Why Ngugi wa Thiong'o disappointed Kenyans, Africans in death

Macharia Munene
By Macharia Kamau | Jun 23, 2025
Author professor Ngugi wa Thiong'o during an interview with the standard on 7/2/19. [File, Standard]

Ngugi wa Thiong’o departed the earth after 87 years of productive life of writing and popularising the African ways. He then disappointed his global followers, mainly Africans in the continent and the diaspora, by getting himself cremated in America, the headquarters of post-modern colonialism at times called globalisation. He inspired and disappointed, taught and de-taught, and in cremation he went against the very African ways that he had stressed on earth. He did not allow his global followers to mourn the African way. Prof Ngugi was, wrote City University of New York's David Monda, “a man of many contradictions”.

In his effort to ‘decolonise the mind’, he mounted cultural battles to fight mental remnants of colonialism that lingered into postcolonial times. Although his cultural battles were initially small, their global consequences were huge because he dared to challenge the assumed goodness of paternalistic neo-colonialism which, to him, negated the heroism of Mau Mau warriors. He thus became a postmodern warrior not just of the Mau Mau, but also of African interests and values.

Intellectual defence of the Mau Mau became part of his earthly occupation and could be seen, in his last days, singing Mau Mau songs while in Georgia, USA, hosting Martha Wangari Karua, a latter-day Mary Muthoni Nyanjiru. He looked frail but spirited, defiant but lonely. When he died, his worldwide supporters wanted to give him a fitting African send-off to the world of his ancestors; they were disappointed that in cremation, he denied them the opportunity to mourn the African way. 

As a result of denying admirers a chance to mourn him, his family’s internal frictions and tragedies played in public galleries. His wife in America, Njeeri, had left him in an incomplete divorce process. He thereafter led a lonely old age life, despite having many admirers. One of his son’s, Mukoma of Cornell University, said he did not know about the cremation, which raised questions as to who in the family decided to turn Ngugi’s remains into “grains” of ash. Previously, Mukoma had accused his father of battering Nyambura (Mukoma’s mother). Ngugi’s heroism was in rising above human shortcomings into becoming a living legend only to disappoint in death. He disappointed because he had become a public asset thereby giving the public a right to his fate.

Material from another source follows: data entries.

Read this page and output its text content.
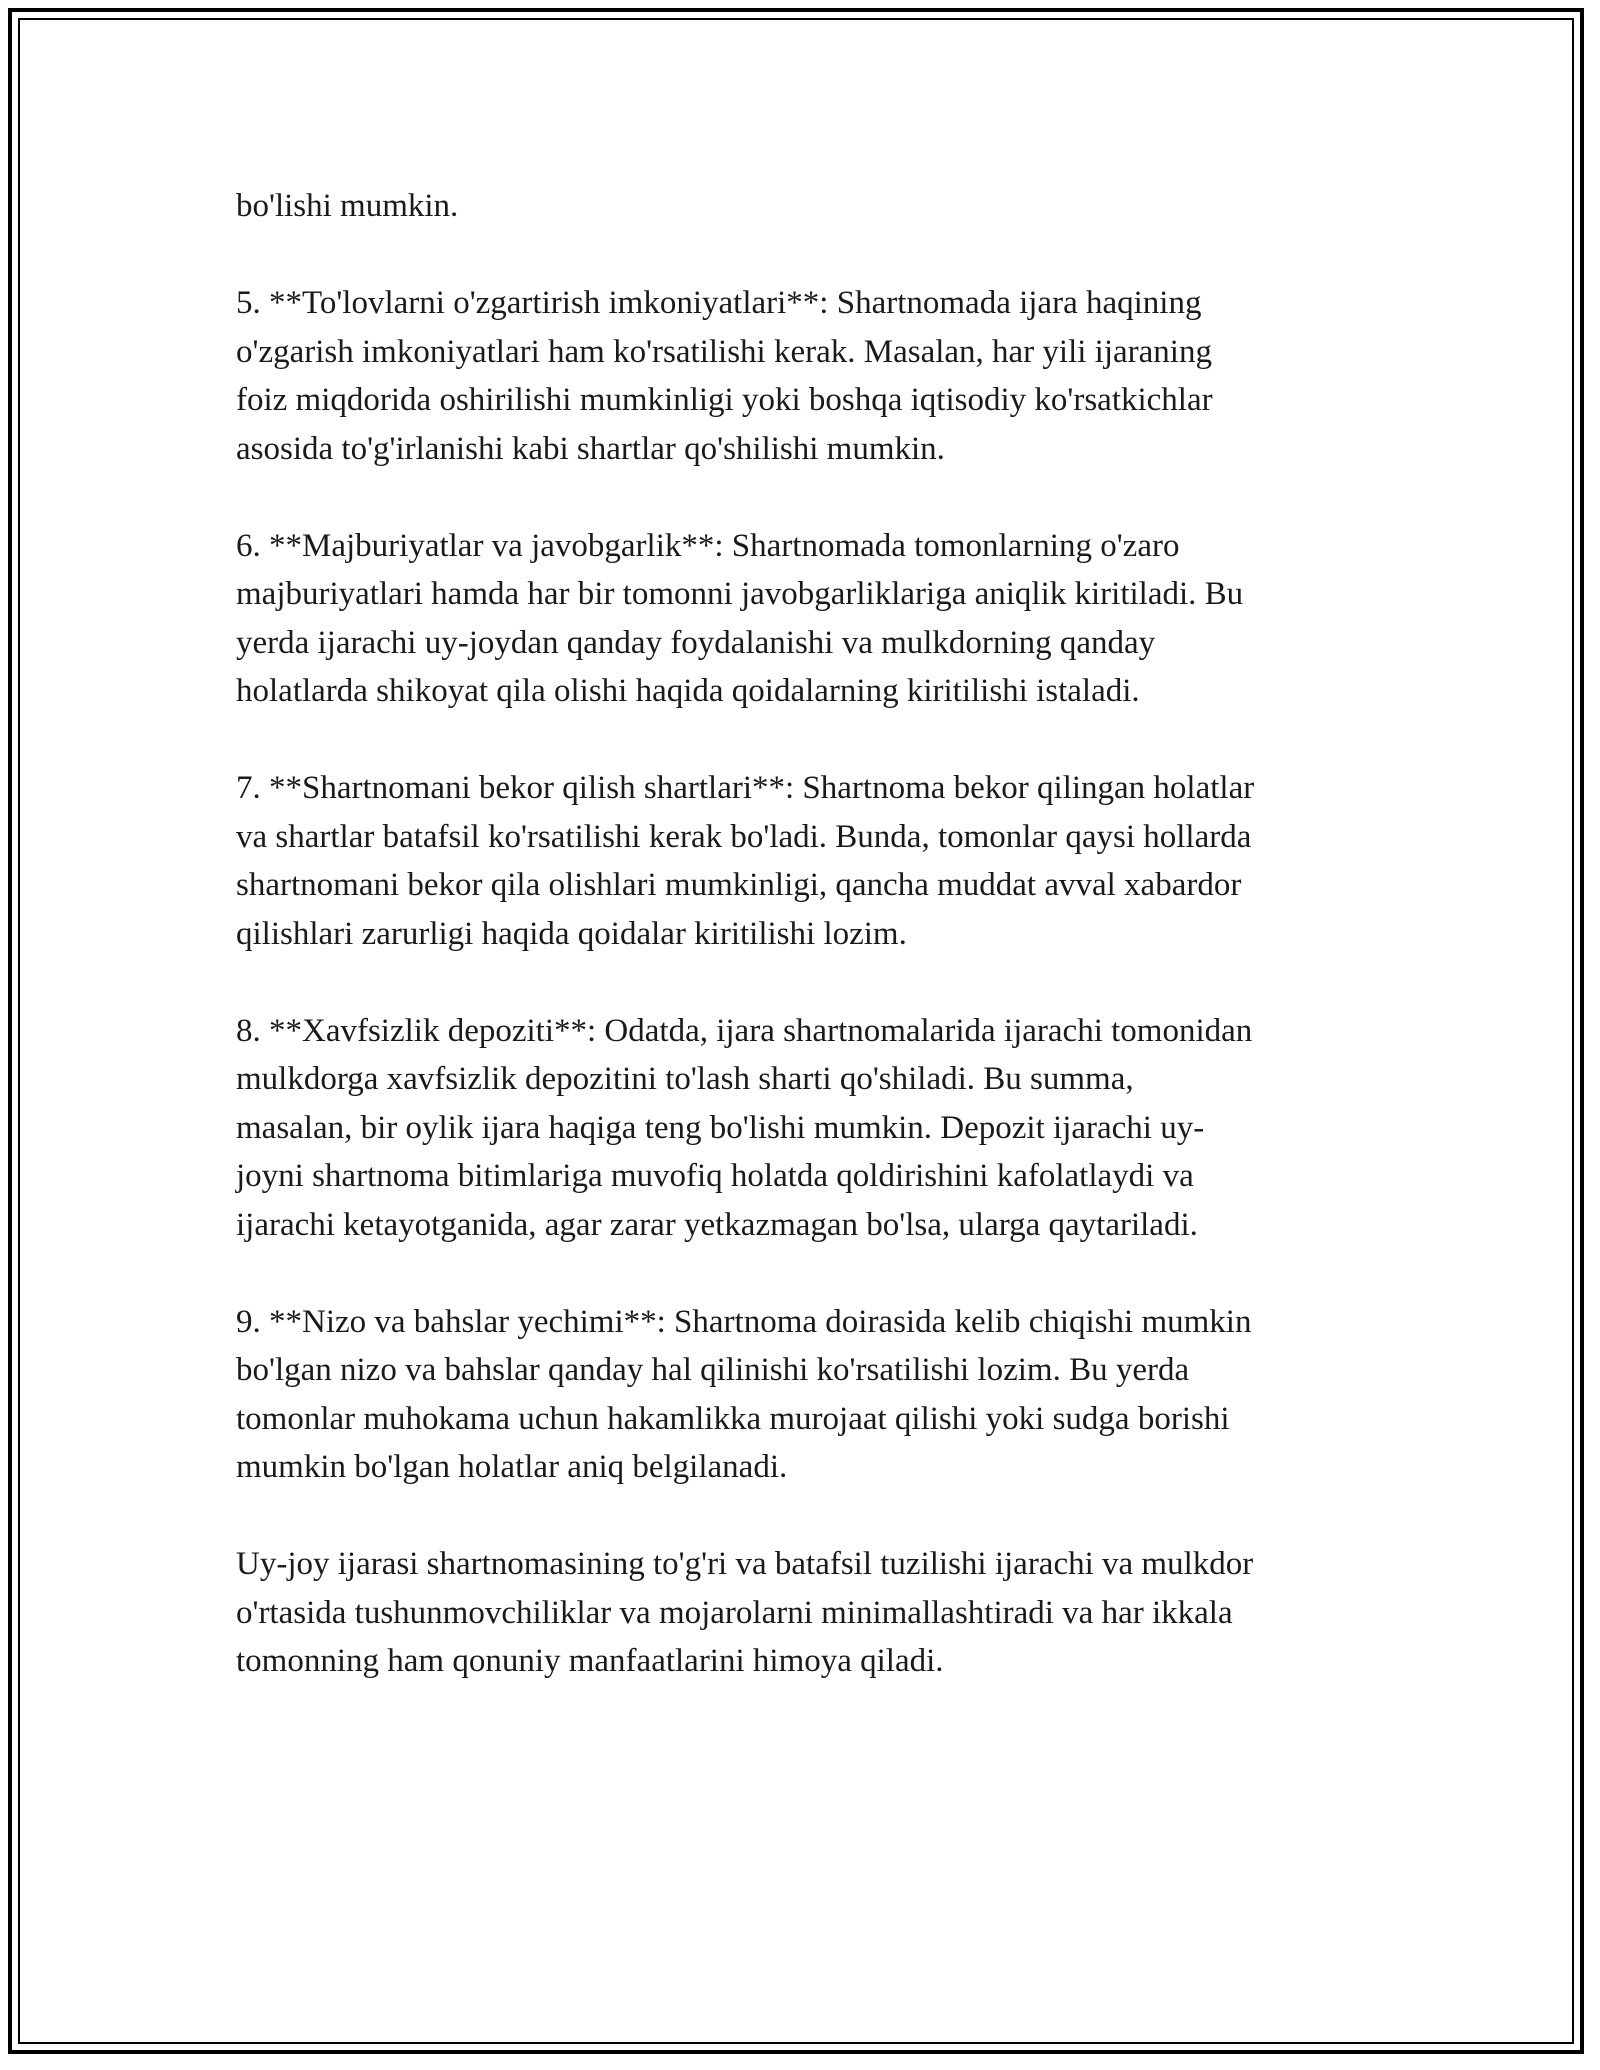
bo'lishi mumkin.

5. **To'lovlarni o'zgartirish imkoniyatlari**: Shartnomada ijara haqining
o'zgarish imkoniyatlari ham ko'rsatilishi kerak. Masalan, har yili ijaraning
foiz miqdorida oshirilishi mumkinligi yoki boshqa iqtisodiy ko'rsatkichlar
asosida to'g'irlanishi kabi shartlar qo'shilishi mumkin.

6. **Majburiyatlar va javobgarlik**: Shartnomada tomonlarning o'zaro
majburiyatlari hamda har bir tomonni javobgarliklariga aniqlik kiritiladi. Bu
yerda ijarachi uy-joydan qanday foydalanishi va mulkdorning qanday
holatlarda shikoyat qila olishi haqida qoidalarning kiritilishi istaladi.

7. **Shartnomani bekor qilish shartlari**: Shartnoma bekor qilingan holatlar
va shartlar batafsil ko'rsatilishi kerak bo'ladi. Bunda, tomonlar qaysi hollarda
shartnomani bekor qila olishlari mumkinligi, qancha muddat avval xabardor
qilishlari zarurligi haqida qoidalar kiritilishi lozim.

8. **Xavfsizlik depoziti**: Odatda, ijara shartnomalarida ijarachi tomonidan
mulkdorga xavfsizlik depozitini to'lash sharti qo'shiladi. Bu summa,
masalan, bir oylik ijara haqiga teng bo'lishi mumkin. Depozit ijarachi uy-
joyni shartnoma bitimlariga muvofiq holatda qoldirishini kafolatlaydi va
ijarachi ketayotganida, agar zarar yetkazmagan bo'lsa, ularga qaytariladi.

9. **Nizo va bahslar yechimi**: Shartnoma doirasida kelib chiqishi mumkin
bo'lgan nizo va bahslar qanday hal qilinishi ko'rsatilishi lozim. Bu yerda
tomonlar muhokama uchun hakamlikka murojaat qilishi yoki sudga borishi
mumkin bo'lgan holatlar aniq belgilanadi.

Uy-joy ijarasi shartnomasining to'g'ri va batafsil tuzilishi ijarachi va mulkdor
o'rtasida tushunmovchiliklar va mojarolarni minimallashtiradi va har ikkala
tomonning ham qonuniy manfaatlarini himoya qiladi.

Heroes tend to become public property and therefore end up as everyone’s concern. As families and clans clash over what happens to the remains of a hero, the public demands a role in the decision and emotions run high. In the 1980s, Kenya witnessed such emotions in the SM Otieno case in which the Court of Appeal decided that prominent people should be buried in their nyalgunga (ancestral home); not where the widow wanted. Heroes tend to lose privacy and end up as everyone’s concerns. How to dispose the remains of a hero who had become public property can be a source of family fractioning and frictions. Ngugi was such a hero, a public possession that had ceased to be family property. What happens to his earthly remains was therefore a public issue.

Ngugi was not the first to disappoint by being cremated. While there was little emotion attached to Wangari Maathai, a Nobel peace winner, as a champion of tree planting and environmental security, because people understood her decision, it was different with Kenneth Stanley Njindo Matiba.

A man of means and athletic ability Matiba had become a living legend by sacrificing all in order to point out that something wrong was in the country. He disappointed in death because he denied people an opportunity to mourn, the way they had mourned Julius Gikonyo Kiano. Thousands of Kenyans including President Daniel arap Moi, former Minister Munyua Waiyaki, Kiano’s classmate at Alliance, and even Edith Matiba crowded Weithaga to bury a legend. By getting cremated, Matiba denied them that satisfaction. Ngugi has similarly disappointed.